"All my life," Bernard (Ben) Brenman says, "I've wanted to build a park."
Brenman's hand sweeps across the view from his apartment window in Alexandria's West End. Below him a small stream called Holmes Run meanders southward through a narrow park. In Brenman's mind the park is bigger, better kept, set with flowers and enlarged to include a library -- a park like the one on the map at his feet.
After three years of work, the Holmes Run Committee, with Brenman as one of its principal spokesmen, has persuaded the Alexandria City Council to adopt its plan for more open space around Holmes Run. Last month the city voted to go forward with land acquisitions and other improvements that will bring the park close to what West End residents have wanted.
Brenman was "doing the city's planning for us," said Mayor Charles E. Beatley Jr. Brenman was the only person to recognize "the potential of tying together all those unconnected spaces along Holmes Run."
If you are an Alexandrian with a cause, the 64-year-old Brenman is the man to have on your side. Alexandria city officials say that for the last several years he has been one of its most successful and best-known citizen activists.
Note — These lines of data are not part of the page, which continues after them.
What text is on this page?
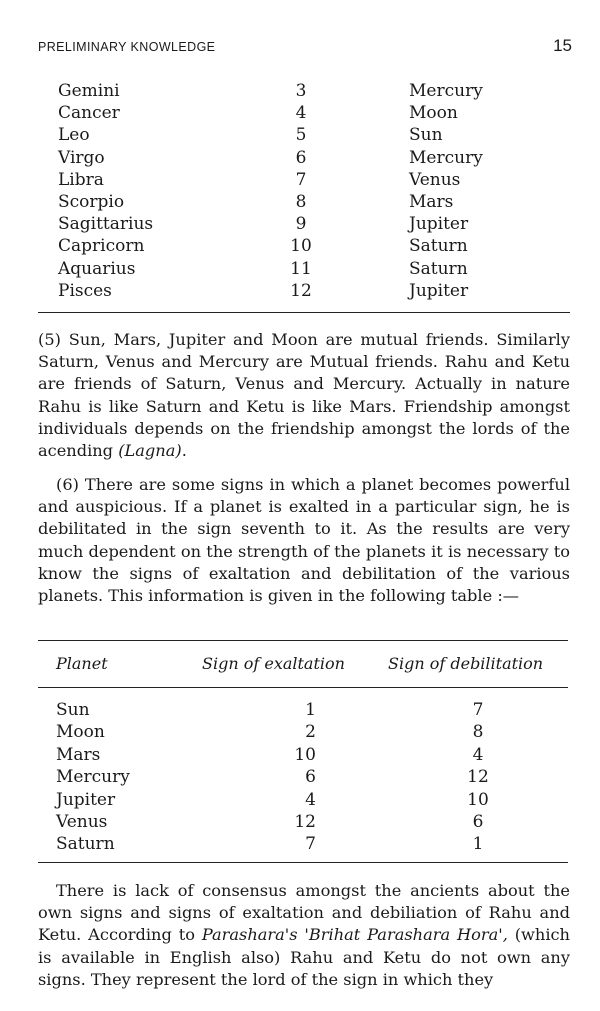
PRELIMINARY KNOWLEDGE	15
Gemini	3	Mercury
Cancer	4	Moon
Leo	5	Sun
Virgo	6	Mercury
Libra	7	Venus
Scorpio	8	Mars
Sagittarius	9	Jupiter
Capricorn	10	Saturn
Aquarius	11	Saturn
Pisces	12	Jupiter

(5) Sun, Mars, Jupiter and Moon are mutual friends. Similarly Saturn, Venus and Mercury are Mutual friends. Rahu and Ketu are friends of Saturn, Venus and Mercury. Actually in nature Rahu is like Saturn and Ketu is like Mars. Friendship amongst individuals depends on the friendship amongst the lords of the acending (Lagna).

(6) There are some signs in which a planet becomes powerful and auspicious. If a planet is exalted in a particular sign, he is debilitated in the sign seventh to it. As the results are very much dependent on the strength of the planets it is necessary to know the signs of exaltation and debilitation of the various planets. This information is given in the following table :—

Planet	Sign of exaltation	Sign of debilitation
Sun	1	7
Moon	2	8
Mars	10	4
Mercury	6	12
Jupiter	4	10
Venus	12	6
Saturn	7	1

There is lack of consensus amongst the ancients about the own signs and signs of exaltation and debiliation of Rahu and Ketu. According to Parashara's 'Brihat Parashara Hora', (which is available in English also) Rahu and Ketu do not own any signs. They represent the lord of the sign in which they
He can be counted on to make the meetings, do his homework and know the people he is dealing with. Alexandria Vice Mayor Patricia Ticer calls Brenman "probably the epitome of citizen activism." Outgoing City Manager Douglas Harman calls Brenman's work "a model of what citizen involvement can do."
Brenman combines hamming it up in public meetings with a lot of behind-the-scenes hard work. He is also forceful. Dayton Cook, head of the city's Department of Transportation and Environmental Sercices, said that "nobody ever has to guess where Brenman stands on an issue." Cook believes, however, that Brenman's style sometimes can trip him up, and says that Brenman has been known to try to go too far on too few facts.
For nine of its 10 years, Brenman has chaired the Alexandria Archeological Commission, a group of residents appointed by the City Council and charged with promoting archeology. In a city fascinated with digging up its past and willing to spend the money to do so, such a group has considerable influence. In 1984 for instance, the city spent $117,000, five times as much as New York City and 15 times as much as Boston, on archeology.
With Brenman greasing the wheels, the commission recently has won three important battles for archeology in Alexandria. It has secured a place for the city's archeology program at the Torpedo Factory Arts Center and gotten an archeological survey done at Jones Point Park, the largest tract of parkland on the waterfront. Perhaps its biggest accomplishment was persuading Savage Fogerty, the developers of Trans Potomac Canal Center, a private office complex now under construction on the north end of the waterfront, to restore a lock of the Alexandria Canal and provide space for a city museum there. Brenman also fought for open spaces at the Canal Center, which is being built on one of the two open plots of urban land remaining on the Potomac.
The apartment Brenman shares with Estelle, his wife of 40 years, is filled with artifacts collected on travels around the world: from a small milk bottle from the old Alexandria Dairy to the base of a Greek column the couple used as a door jamb while living in Turkey.
Both Brenmans are first-generation Americans: he the son of a Russian father and English mother, she born to Austrian parents. Part of the motivation for the work Brenman does is to "return something to this country."
He and Estelle met as children in Philadelphia. They now have two children of their own: Marc, who lives in San Francisco, and Barbara Newman, a disability benefits specialist who lives in Fairfax County.
Brenman enlisted in the Army in 1942, just six months away from a degree in agronomy at Pennsylvania State College. "I had to go win a war," he said.
His 30-year Army career took him from private to colonel, with combat service in World War II and Korea. He later earned degrees in biochemistry while serving in Turkey (1953-56 and 1964-66), a bachelor's degree at the University of Ankara and a master's at the University of Ismir.
In January 1971, Brenman, retiring as head of the Army Combat Support Group, faced two choices: he could use contacts developed while in the Army and go into industry, or he could do "what I wanted to do." He chose the latter.
"Here I am," Brenman said, "building parks, chairman of the Archeological Commission, working with children in scouting . . . I'm as happy as can be."